A call last week further confirmed that my hunch that this quiet, under exposed,  artistic man was in fact one of the few that did survive.  A thick Russian accent in broken English explained that he was hired to do a documentary about Latvians that survived the war.  His task was proving to be difficult.  In a worldwide search he found only five living WW II Latvian men.

I had visited Latvia last summer to have Karlis escort us to The National War Museum in Riga where he had just handed over most those paintings he had tucked away all those years.  He was 88 years old at the time.  It just so happen to coincide when I was competing in Worlds in Finland that he was there visiting.  A  less than a two hour plane hop popped my daughter and I in Riga.  I was taken by how beautiful the Latvian women were and how well groomed and dressed.  He explained that the ratio of women to men was so upsetted by the war that women had to put  charm for the few attentions of the few men. Learned charm had been handed down through the generations.  Not sure if that is true, but the truth was…all these years later, these young women shopping along in Riga were takenly beautiful.  Even my teen daughter amused.

Well, this Russian found Karlis on my November 2010 Blog.

He had been assigned a film crew of Latvians whom wished to come to Karlis’s two room studio and film his story. They thanked me and said Karlis, who doesn’t own a computer, cell phone,  nor twitters or posts on face book would had ever  been uncovered had I not blabbed on my blog about him.  They arrived in Southern California  just a few days later, cameras, thick accents, and all.

A successful Latvian doctor, now Chicago based, had funded a full documentary on Latvian World War II Veterans.  He had lived through years that harrowed no other and he wanted his country’s story to be preserved and told.  The film crew spent four full days discovering and recording Karlis’s war torn teen years and the paintings he had done that expressed  bleakness and death.  He would explain with his eyes drawn to the ground that those years had no color…and his paintings of the time were shades of greys and weary greens.  Partly because there was no money for colors and partly because there was just no color deserved of the time.  He would remind me as I tackled hardships here in the USA with business, finances, or family that  hard times were when two men came upon a women, grabbed her, took her shoes off, and walked away leaving her barefoot.  Shoes were hard to come by.

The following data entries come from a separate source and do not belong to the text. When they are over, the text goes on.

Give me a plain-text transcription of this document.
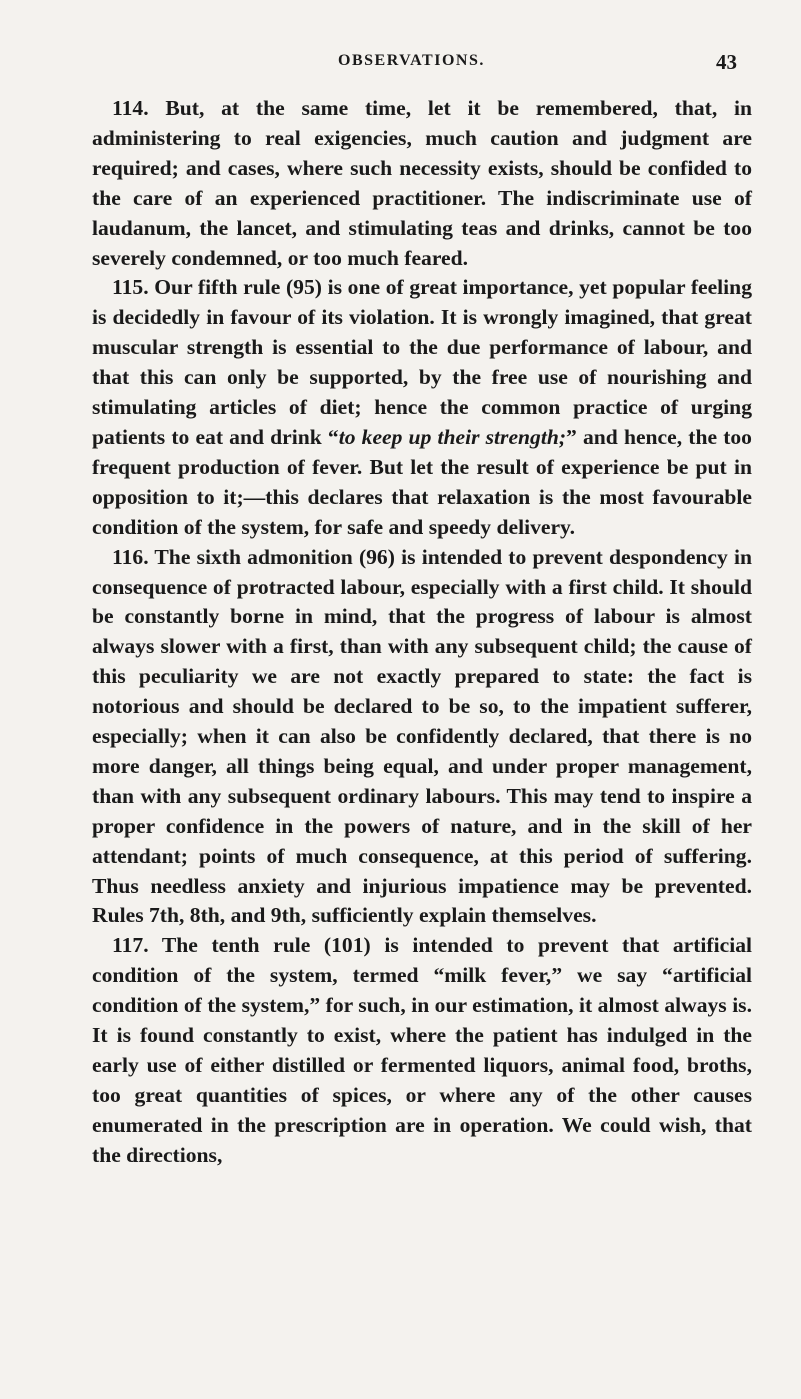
OBSERVATIONS.	43

114. But, at the same time, let it be remembered, that, in administering to real exigencies, much caution and judgment are required; and cases, where such necessity exists, should be confided to the care of an experienced practitioner. The indiscriminate use of laudanum, the lancet, and stimulating teas and drinks, cannot be too severely condemned, or too much feared.

115. Our fifth rule (95) is one of great importance, yet popular feeling is decidedly in favour of its violation. It is wrongly imagined, that great muscular strength is essential to the due performance of labour, and that this can only be supported, by the free use of nourishing and stimulating articles of diet; hence the common practice of urging patients to eat and drink “to keep up their strength;” and hence, the too frequent production of fever. But let the result of experience be put in opposition to it;—this declares that relaxation is the most favourable condition of the system, for safe and speedy delivery.

116. The sixth admonition (96) is intended to prevent despondency in consequence of protracted labour, especially with a first child. It should be constantly borne in mind, that the progress of labour is almost always slower with a first, than with any subsequent child; the cause of this peculiarity we are not exactly prepared to state: the fact is notorious and should be declared to be so, to the impatient sufferer, especially; when it can also be confidently declared, that there is no more danger, all things being equal, and under proper management, than with any subsequent ordinary labours. This may tend to inspire a proper confidence in the powers of nature, and in the skill of her attendant; points of much consequence, at this period of suffering. Thus needless anxiety and injurious impatience may be prevented. Rules 7th, 8th, and 9th, sufficiently explain themselves.

117. The tenth rule (101) is intended to prevent that artificial condition of the system, termed “milk fever,” we say “artificial condition of the system,” for such, in our estimation, it almost always is. It is found constantly to exist, where the patient has indulged in the early use of either distilled or fermented liquors, animal food, broths, too great quantities of spices, or where any of the other causes enumerated in the prescription are in operation. We could wish, that the directions,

It took Karlis over seven years to get to the states and reunited with his sister after the war.  He used his artistic side to get him employed illustrating for the cartoon Cecil and Beanie and later Walt Disney Studios.  He also did lots of race t-shirts.  If you ran Fontana Days Half Marathon & 5K from 1985 to 2000, those were his t-shirt designs.  He designed our PRIME TIME logo with the simple, but distinct timing clock.

He has only sold one painting in his life, but hey, Van Gough never sold a painting in his entire  life. Since Karlis gave  most his war paintings to the National War Museum in Riga, Latvia  there is sudden interest . Who  is this meticulous man who has chosen to live single and simple, and  had all these paintings stored under the bed and floor boards of his two room studio apartment in the United States?